The silver core is really just a large rivet. But I know from experience that treating this process the same way as adding a rivet to metal is a mistake; the length of the tubing that runs through the bead makes it prone to buckling and the hammering puts a lot of stress on the bead and it can break or crack.
Someone (sorry, I can't give credit because I don't know who it was!) posted in a forum on Lampwork, etc about how to make your own tool to add the silver core to a lampwork bead. I followed his basic instructions, and it didn't cost me anything at all because I had the materials laying around in the garage already.
I started with a large nut and bolt--this one is two and a quarter inches in length and a quarter inch in width on the threaded end.

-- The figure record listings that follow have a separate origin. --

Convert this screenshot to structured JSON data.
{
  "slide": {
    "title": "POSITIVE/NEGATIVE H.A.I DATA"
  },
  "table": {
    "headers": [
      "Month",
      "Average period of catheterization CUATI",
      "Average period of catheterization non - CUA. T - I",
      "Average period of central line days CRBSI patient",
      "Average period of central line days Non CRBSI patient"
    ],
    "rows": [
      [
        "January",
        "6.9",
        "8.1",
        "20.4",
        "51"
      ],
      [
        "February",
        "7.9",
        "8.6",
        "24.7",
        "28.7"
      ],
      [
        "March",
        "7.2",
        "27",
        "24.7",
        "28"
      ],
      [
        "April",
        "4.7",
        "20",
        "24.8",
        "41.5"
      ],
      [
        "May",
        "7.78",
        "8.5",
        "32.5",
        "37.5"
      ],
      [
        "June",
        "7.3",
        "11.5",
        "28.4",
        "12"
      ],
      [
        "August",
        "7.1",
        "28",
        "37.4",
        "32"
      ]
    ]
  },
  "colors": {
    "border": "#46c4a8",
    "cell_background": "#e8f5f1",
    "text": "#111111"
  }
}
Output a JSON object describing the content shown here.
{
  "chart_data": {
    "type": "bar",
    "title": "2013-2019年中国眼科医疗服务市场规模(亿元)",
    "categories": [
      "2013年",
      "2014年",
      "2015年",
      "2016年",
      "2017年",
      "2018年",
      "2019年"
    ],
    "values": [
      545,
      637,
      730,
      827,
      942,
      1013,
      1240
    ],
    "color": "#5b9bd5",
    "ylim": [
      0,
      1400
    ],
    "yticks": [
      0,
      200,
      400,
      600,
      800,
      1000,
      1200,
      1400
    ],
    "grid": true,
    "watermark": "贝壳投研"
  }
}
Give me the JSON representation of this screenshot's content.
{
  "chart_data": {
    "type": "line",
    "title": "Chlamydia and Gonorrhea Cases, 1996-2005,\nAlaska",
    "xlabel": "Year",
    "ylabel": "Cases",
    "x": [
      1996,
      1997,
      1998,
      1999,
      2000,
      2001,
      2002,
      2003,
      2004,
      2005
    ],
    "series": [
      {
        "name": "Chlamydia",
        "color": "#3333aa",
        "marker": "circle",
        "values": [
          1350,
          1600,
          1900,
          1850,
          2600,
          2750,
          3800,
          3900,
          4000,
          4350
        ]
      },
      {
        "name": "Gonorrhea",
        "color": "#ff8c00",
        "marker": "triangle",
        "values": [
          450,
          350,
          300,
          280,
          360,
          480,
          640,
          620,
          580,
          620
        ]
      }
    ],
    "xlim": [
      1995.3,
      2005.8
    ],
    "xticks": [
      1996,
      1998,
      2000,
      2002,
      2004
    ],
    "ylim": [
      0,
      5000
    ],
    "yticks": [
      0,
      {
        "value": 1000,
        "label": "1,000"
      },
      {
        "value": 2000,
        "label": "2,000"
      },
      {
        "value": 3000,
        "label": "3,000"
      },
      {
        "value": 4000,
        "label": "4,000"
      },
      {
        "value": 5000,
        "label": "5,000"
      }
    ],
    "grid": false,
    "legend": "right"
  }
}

I took the nut off of the bolt and measured down the threading about a quarter of an inch. That would give me enough room to use with a larger bead--one I would use for a focal bead. Then I used a bastard file to take the threading off and fit the silver tubing I had.
That's it--the whole tool is a nut and bolt with the threading filed off.
Here it is in use:
First I measure the amount of silver tubing I will need to cut using the tube cutting jig:
I put the nut and bolt combination into my vise and added the tubing, then the bead.
The nut cradles the bottom of the bead to help keep it from breaking during the riveting.
It's still easy to chip the bead around the rivet, especially when the bead is off the nut/bolt and flat on a stainless steel block putting in those last few taps. If the hammer comes down a bit off center, it can take little chunks out of the bead close to the rivet.